Le porte-parole de l’armée iranienne a déclaré lundi que son pays continuera à se battre « aussi longtemps que les responsables politiques le jugeront opportun », au moment où plusieurs pays tentent de négocier un cessez-le-feu entre l’Iran, les États-Unis et Israël. « L’ennemi doit assurément regretter (le déclenchement des hostilités, NDLR) pour qu’après ce conflit nous puissions retrouver la sécurité et éviter une nouvelle guerre », a dit Mohammad Akraminia, cité par l’agence de presse iranienne Isna.

Frappes contre le complexe pétrochimique South Pars

Un complexe pétrochimique situé dans le sud de l’Iran a été visé à son tour par des frappes, ont annoncé lundi les autorités locales, après le bombardement plus tôt par Israël d’un autre site. « À la suite de l’attaque du complexe pétrochimique de Marvdasht (…) l’incendie a été maîtrisé », ont indiqué les responsables de cette ville du sud de l’Iran proche de Chiraz, dans un communiqué diffusé par l’agence Fars, qui évoque des « dégâts mineurs ». Israël a revendiqué lundi des frappes sur le complexe pétrochimique South Pars à Assalouyeh, un site essentiel du secteur énergétique iranien et l’exploitation commune avec le Qatar du plus grand gisement de gaz naturel au monde.

« L’incendie a été maîtrisé.
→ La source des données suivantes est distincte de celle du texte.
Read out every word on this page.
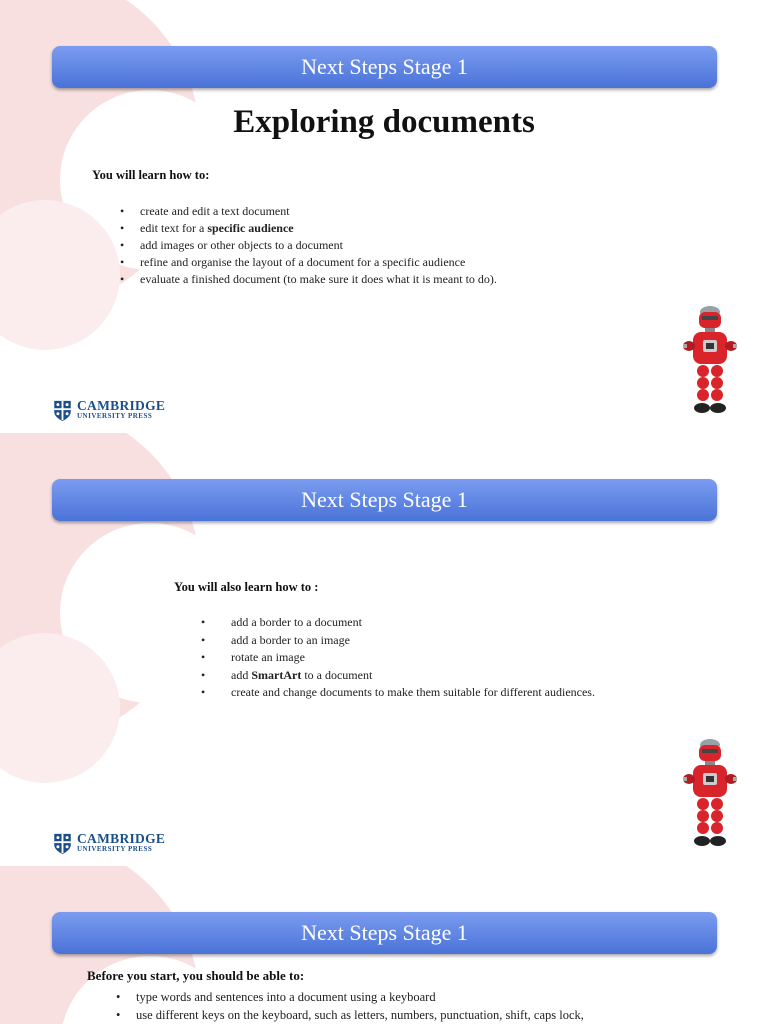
Next Steps Stage 1
Exploring documents
You will learn how to:
• create and edit a text document
• edit text for a specific audience
• add images or other objects to a document
• refine and organise the layout of a document for a specific audience
• evaluate a finished document (to make sure it does what it is meant to do).
CAMBRIDGE
UNIVERSITY PRESS
Next Steps Stage 1
You will also learn how to :
• add a border to a document
• add a border to an image
• rotate an image
• add SmartArt to a document
• create and change documents to make them suitable for different audiences.
CAMBRIDGE
UNIVERSITY PRESS
Next Steps Stage 1
Before you start, you should be able to:
• type words and sentences into a document using a keyboard
• use different keys on the keyboard, such as letters, numbers, punctuation, shift, caps lock,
La situation est actuellement sous contrôle et les aspects techniques ainsi que l’étendue des dégâts font l’objet d’une enquête » — Communiqué de la compagnie pétrochimique iranienne, cité par l’agence Irna.

Plusieurs explosions ont par ailleurs été entendues lundi après-midi dans le sud de l’Iran depuis le plus grand complexe gazier du pays, a rapporté l’agence Fars. Ces explosions se sont produites dans le complexe pétrochimique South Pars à Assalouyeh, où Israël dit avoir mené des frappes lundi.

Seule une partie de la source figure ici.